E, porém, mesmo a mim, jogador inveterado, esta crescente infantilização da vida adulta incomoda. Até porque ela não se limita ao exercício do jogo, de que vem tantas vezes disfarçada: alargou-se a verdadeiramente a todos os domínios do nosso quotidiano. Liga-se a televisão para ver um jogo de futebol (cá está o jogo) e, no intervalo, é-se metralhado com quinze minutos de publicidade a joguinhos de computador, a filmes do Harry Potter e a discos do Tony Carreira. Vai-se ao cinema e, para além do Harry Potter, o cartaz resume-se a filmes de animação, a histórias fantásticas com elfos e dragões e a filmes de acção em que os protagonistas fazem corridas com carrinhos cheios de ailerons e de kits. Liga-se a rádio e as estações estão divididas em duas categorias apenas: aquelas que passam Tony Carreira e aquelas que passam “música dos anos 80”, toda ela muito divertida. Sai-se à rua e as raparigas estão todas vestidas com roupa brincalhona, com bolinhas e lacinhos e sapatinhos e sei lá mais o quê.


Resultado: brincadeira com fartura, superação nenhuma. Ainda no outro dia, e ao parar circunstancialmente num café ao lado de um jornal, surpreendi duas jovens jornalistas falando de Tony Carreira. Conhecia uma delas, mas muito vagamente, pelo que nem sequer as fui cumprimentar. E, no entanto, ali estavam elas: falando de Tony Carreira – e no seu tom nem sequer havia a velha sabedoria de redacção, do tipo: “Vá, vamos lá enganar o povo com mais uma peça ou duas sobre o Tony, que de alguma forma temos de vender as notícias verdadeiramente importantes.” Não: elas efectivamente gostavam de Tony Carreira. Achavam-lhe piada, pelo menos. Divertiam-se com a sua música. Da mesma forma que, nos tempos de faculdade, se divertiam com Quim Barreiros, talvez: rindo-se dele – mas, em todo o caso, rindo-se cada vez menos.
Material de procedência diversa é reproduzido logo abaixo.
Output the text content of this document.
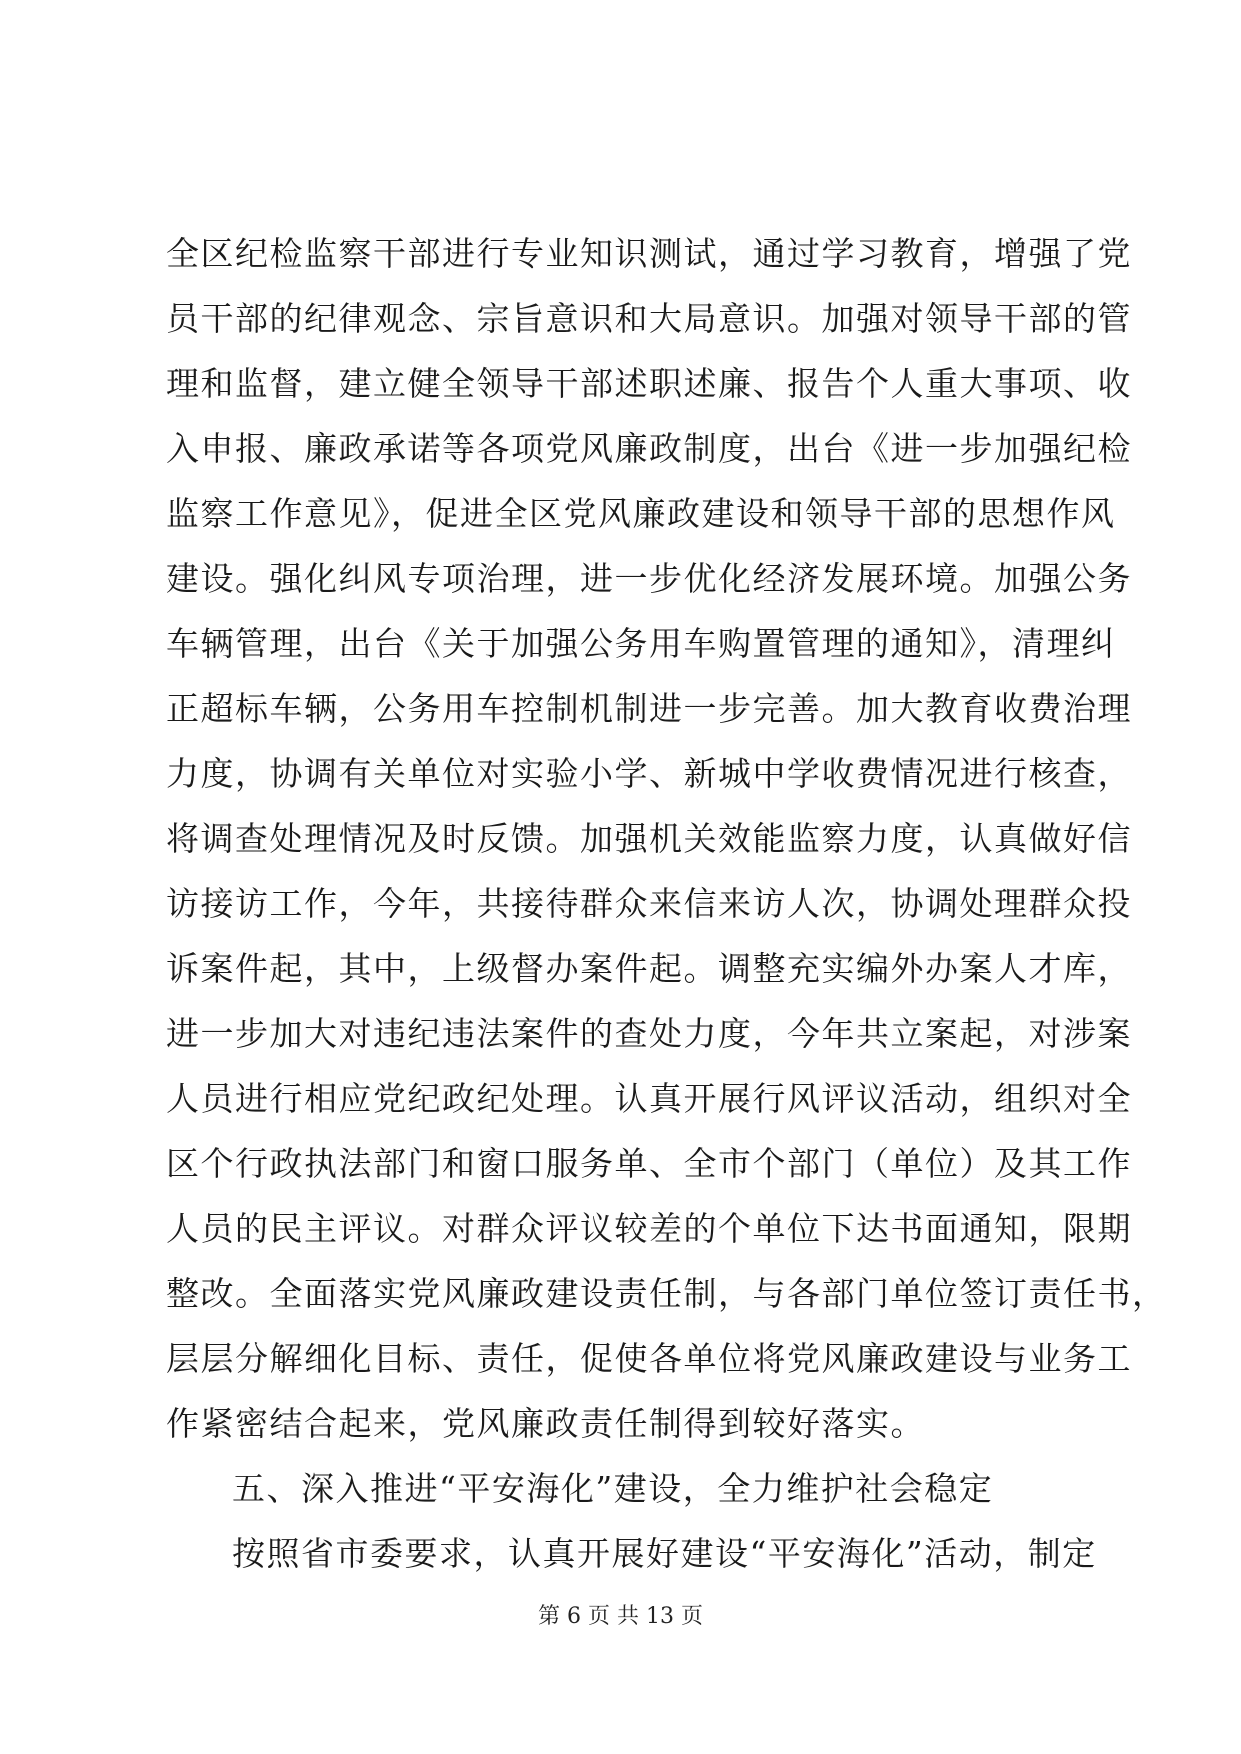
全区纪检监察干部进行专业知识测试，通过学习教育，增强了党
员干部的纪律观念、宗旨意识和大局意识。加强对领导干部的管
理和监督，建立健全领导干部述职述廉、报告个人重大事项、收
入申报、廉政承诺等各项党风廉政制度，出台《进一步加强纪检
监察工作意见》，促进全区党风廉政建设和领导干部的思想作风
建设。强化纠风专项治理，进一步优化经济发展环境。加强公务
车辆管理，出台《关于加强公务用车购置管理的通知》，清理纠
正超标车辆，公务用车控制机制进一步完善。加大教育收费治理
力度，协调有关单位对实验小学、新城中学收费情况进行核查，
将调查处理情况及时反馈。加强机关效能监察力度，认真做好信
访接访工作，今年，共接待群众来信来访人次，协调处理群众投
诉案件起，其中，上级督办案件起。调整充实编外办案人才库，
进一步加大对违纪违法案件的查处力度，今年共立案起，对涉案
人员进行相应党纪政纪处理。认真开展行风评议活动，组织对全
区个行政执法部门和窗口服务单、全市个部门（单位）及其工作
人员的民主评议。对群众评议较差的个单位下达书面通知，限期
整改。全面落实党风廉政建设责任制，与各部门单位签订责任书，
层层分解细化目标、责任，促使各单位将党风廉政建设与业务工
作紧密结合起来，党风廉政责任制得到较好落实。
五、深入推进“平安海化”建设，全力维护社会稳定
按照省市委要求，认真开展好建设“平安海化”活动，制定
第 6 页 共 13 页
E eu acho que um jornalista não pode ouvir Tony Carreira. Dir-me-ão (dizem-me sempre coisas deste tipo): “Gostos não se discutem.” Era o que faltava. Gostos discutem-se, sim senhor. Não vejo mesmo, aliás, nada de mais discutível do que o gosto. E um jornalista não pode gostar de Tony Carreira. Um adulto não pode gostar de Harry Potter. Um homem não pode passar as noites de sábado a jogar ao PES com os amigos ou os domingos à tarde a fazer corridas com outros homens na Ponte Vasco da Gama, fugindo à polícia. E, se pode, então está explicado porque é que este mundo virou uma espécie de grande coutada para tunas e claques de futebol, juventudes partidárias e associações académicas. Infantilizámo-nos de vez – e, naturalmente, jogando no campo deles, perdemos por K.O..



Há anos que vimos apregoando todos, os supostos inteligentes: um homem não se pode levar muito a sério. Pois talvez devesse. Já era altura de pararmos com essa coisa do “explorar a criança que há em nós”, não?






CRÓNICA ("Muito Bons Somos Nós")


NS', 4 de Dezembro de 2010


(imagem: © www.sidemission.com)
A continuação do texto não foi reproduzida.